El día es cálido y soleado al contrario que sus antecesores. Apetece caminar con tranquilidad, dejándose llevar por la curiosidad, reparando con más meticulosidad en los detalles. Sigo sintiéndome extranjero en mi tierra. Los mismos chinos ociosos del primer día continúan en la misma aburrida posición; hay más afluencia de gente nativa pero siguen siendo extraños para mí. La pequeña calle perpendicular a la mía, que conducía antaño a la acequia, se ha convertido en la entrada a un parque, justo donde se encontraba el viejo castillo de mi primer amor. Los niños corretean por él, sus madres los vigilan distraídas a ratos por la conversación de otras madres. Un anciano apoya su barbilla en un desgastado bastón oteando todo a su alrededor, dejando pasar el tiempo, su poco tiempo, con serena despreocupación. Todos ellos ignorantes de las vivencias y sueños que esconde aquel lugar.

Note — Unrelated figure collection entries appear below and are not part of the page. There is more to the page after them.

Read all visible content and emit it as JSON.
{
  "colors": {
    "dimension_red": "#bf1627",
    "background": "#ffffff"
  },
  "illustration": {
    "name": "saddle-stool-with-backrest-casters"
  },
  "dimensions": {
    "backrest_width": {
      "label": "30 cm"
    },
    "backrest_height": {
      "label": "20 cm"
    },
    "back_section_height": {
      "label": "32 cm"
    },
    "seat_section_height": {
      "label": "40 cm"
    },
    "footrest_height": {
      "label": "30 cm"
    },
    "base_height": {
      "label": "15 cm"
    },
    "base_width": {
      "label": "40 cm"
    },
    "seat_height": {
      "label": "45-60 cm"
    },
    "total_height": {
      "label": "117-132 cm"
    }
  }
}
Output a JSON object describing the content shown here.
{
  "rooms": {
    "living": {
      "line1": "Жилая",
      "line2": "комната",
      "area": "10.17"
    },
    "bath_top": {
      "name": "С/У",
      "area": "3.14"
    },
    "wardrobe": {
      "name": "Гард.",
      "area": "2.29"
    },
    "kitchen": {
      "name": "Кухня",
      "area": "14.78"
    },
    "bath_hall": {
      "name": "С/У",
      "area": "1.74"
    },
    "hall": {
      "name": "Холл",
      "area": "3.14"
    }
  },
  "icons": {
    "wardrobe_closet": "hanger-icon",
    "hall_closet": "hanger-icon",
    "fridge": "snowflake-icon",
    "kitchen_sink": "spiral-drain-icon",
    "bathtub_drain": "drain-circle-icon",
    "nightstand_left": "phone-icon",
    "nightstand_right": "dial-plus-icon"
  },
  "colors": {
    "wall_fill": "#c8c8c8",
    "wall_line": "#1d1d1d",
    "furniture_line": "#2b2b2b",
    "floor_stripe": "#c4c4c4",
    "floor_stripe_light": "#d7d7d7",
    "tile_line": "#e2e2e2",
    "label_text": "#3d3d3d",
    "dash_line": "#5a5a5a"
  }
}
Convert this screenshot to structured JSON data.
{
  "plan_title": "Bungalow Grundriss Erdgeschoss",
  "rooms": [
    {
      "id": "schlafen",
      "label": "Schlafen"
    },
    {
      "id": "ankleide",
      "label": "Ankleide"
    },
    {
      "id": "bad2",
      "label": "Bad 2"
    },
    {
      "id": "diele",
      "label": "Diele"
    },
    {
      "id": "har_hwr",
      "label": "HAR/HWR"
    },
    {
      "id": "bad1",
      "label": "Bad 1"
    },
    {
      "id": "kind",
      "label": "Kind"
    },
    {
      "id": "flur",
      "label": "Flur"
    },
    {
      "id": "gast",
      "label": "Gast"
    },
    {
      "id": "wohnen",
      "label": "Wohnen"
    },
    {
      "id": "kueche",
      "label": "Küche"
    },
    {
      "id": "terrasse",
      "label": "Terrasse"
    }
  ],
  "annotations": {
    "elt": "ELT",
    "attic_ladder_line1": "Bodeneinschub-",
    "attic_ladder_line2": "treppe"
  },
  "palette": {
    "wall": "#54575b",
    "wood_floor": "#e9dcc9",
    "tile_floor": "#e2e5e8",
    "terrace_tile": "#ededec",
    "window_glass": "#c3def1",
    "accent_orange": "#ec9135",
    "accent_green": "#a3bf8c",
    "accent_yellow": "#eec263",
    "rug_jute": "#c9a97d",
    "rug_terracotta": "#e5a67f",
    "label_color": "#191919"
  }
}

El gorgoteo de mi estómago me recuerda que no he desayunado, y no me apetece volver a ver a aquel seboso que nos sirvió la otra noche a Justo y a mí. No sé si aún estará la antigua panadería, dos manzanas más allá, a la que mi madre solía enviarme a comprar el pan todos los domingos. Algo que me producía una sensación agridulce, pues no podía soportar las largas colas que se formaban por su bien merecida fama. Lo único que me animaba era ver a la dueña, una mujer de mediana edad, no muy bien parecida, pero con grandes atributos tanto delanteros como traseros, y a los que ningún hombre les hacía feos, y menos yo, en plena efervescencia adolescente. Ella tampoco hacía nada por ocultarlos, y en verdad que yo lo acusaba con gran turbación cuando me decía: «¿Qué quieres, bonito?». Era mi habitual erección dominical. ¡Ya! A primera hora de la mañana, como desayuno. Terminaba sintiéndome algo culpable por tener aquellas emociones prohibidas.
Y sí, aún permanece allí, aunque muy cambiada y con otros dueños. Sigue muy concurrida, la pinta de los pasteles no está mal, y espero mi turno. Siento la presencia de una mujer a mi izquierda y la miro de reojo. Me es familiar su cara. ¡Y tanto que lo es! Es Susana. La miro sin disimulo pero sin abordarla, prefiero que sea ella la que gire la cabeza y ver su reacción. ¡Qué guapa es! Aún permanece en ella toda su belleza. Nota de reojo mi insistente mirada, y creyendo sin duda que debo de ser un pelmazo, no se atreve a mirarme. Es más, gira algo su cabeza expresando su desaprobación. Pide un «susú», su pastel preferido, y sale dándome la espalda a conciencia. La sigo hasta la calle y voy tras ella sin atreverme a decirle nada; quiero saber, con malicia, cuál es su reacción ante su supuesto acosador anónimo. Su paso se acelera girando la cabeza para mirar de reojo, cruza la calle con prisas y obliga al brusco frenazo de un coche que la sobresalta. No debo seguir con aquel juego.
—¡Susana! —le grito. Duda un momento, y por fin se gira permaneciendo petrificada, arrugando sus ojos para distinguir mejor a quién está creyendo reconocer y cerciorarse de que soy realmente yo. Por fin, me ha reconocido.
—¿Ricardo?
—Sí, soy Ricardo. ¿Tanto he cambiado?
Nos acercamos hasta casi rozarnos, nos miramos con detenimiento, sin hablar, con incredulidad, con alegría. Su mirada azul permanece deslumbrante; sus rizos tal y como eran pero con un tinte algo más oscuro; su cuerpo, con unos pocos quilos de más, sigue siendo espléndido. Mi corazón late como no lo hacía en años, con ese palpitar de adolescente ante la primera emoción sensual y, sin duda, el movimiento de su tórax me hace saber que el suyo también. ¡Aún hay química!
—¡Qué guapa estás!
—¡Gracias! Tú sigues igual de atractivo.